Miss Moon’s grueling labor of love

April 25 1959
IN THE EDITORS’ CONFIDENCE

Miss Moon’s grueling labor of love

April 25 1959

Miss Moon’s grueling labor of love

IN THE EDITORS’ CONFIDENCE

Writers are constantly meeting people who announce gaily that writing must be a wonderful way to earn a living because, after all, it doesn’t involve any real work. Barbara Moon, like any other writer, can vouch for the fact that nothing could be farther from the truth.

It took her five grueling weeks to gather the material for her article on the University of Toronto, which starts on page 18. She interviewed thirty-nine professors, read forty-one books and fifty-one pamphlets, had tea at the School of Graduate Studies, beer at the King Cole Room (a campus tradition) and coffee in four of the campus coffee shops. She went to a Saturday night dance at Hart House, spent twenty-one hours in the U. of T. library, then sat at her typewriter for ten punishing days. On six of these days she toiled for eighteen hours a day.

In one sense this was a labor of love, for Barbara graduated from Varsity herself, in 1948, in English language and literature, with first-class honors.

“I didn’t feel painfully nostalgic going back,” she reports. “I found the faculty members I talked to so thoroughly fascinating and delightful that the advantage of having professional entrée to them outweighed any feeling that my days as an undergraduate had been the magic days. Being able to approach on some basis of equality men like Northrop Frye of Victoria, Arthur Barker of Trinity, Andrew Gordon of the School of Graduate Studies and J. K. W. Ferguson of the Connaught Laboratories is a great privilege of adulthood.”

Barbara gained the distinct impression that U. of T. professors are gravely worried about the tendency of a huge twentieth-century

university to turn into a degreegranting sausage mill.

“But,” she says, “I find it hard to worry about this myself—for as long as such men as these are worried about it, it won't happen.”

As every writer does, she wound up with bits and pieces that just didn’t seem to fit into her manuscript anywhere.

Item. Last fall somebody put two huge carp bearing blue and gold colors in the tank when the U. of T. swimming team was holding practice. Swimmers, with commendable presence of mind, fished the carp out with lacrosse sticks.

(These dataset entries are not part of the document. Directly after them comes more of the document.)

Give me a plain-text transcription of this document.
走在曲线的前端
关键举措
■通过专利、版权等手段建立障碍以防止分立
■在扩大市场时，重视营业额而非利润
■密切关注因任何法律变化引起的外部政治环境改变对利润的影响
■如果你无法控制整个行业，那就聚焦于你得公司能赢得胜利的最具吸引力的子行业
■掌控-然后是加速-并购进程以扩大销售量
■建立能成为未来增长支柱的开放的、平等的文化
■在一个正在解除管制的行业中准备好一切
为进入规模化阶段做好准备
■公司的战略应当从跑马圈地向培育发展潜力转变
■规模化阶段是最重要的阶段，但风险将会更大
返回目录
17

Item. The Varsity greenhouses grow everything from potatoes to coconut trees and the Botany Department has three metasequoia trees grown from seed thousands of years old and discovered by archaeologists digging at a site in China.

Item. A student from India received a Canada Council grant to do a doctoral thesis at the U. of T. on Canadian literature, but is actually doing his thesis on Ralph Waldo Emerson, the U. S. essayist and poet.

Photographers, like writers, are constantly meeting people who announce gaily that photography must be a wonderful way to make a living, since all you have to do is point the camera and snap the shutter. But the first photographer assigned to take pictures for Barbara Moon’s article gave up after he’d wandered around the campus for three days, stunned by the size of his subject. Ken Bell, one of the most experienced magazine photographers in Canada, took the assignment on then, and walked at least fifty miles selecting shots and angles that would catch the personality and flavor of Canada’s biggest university.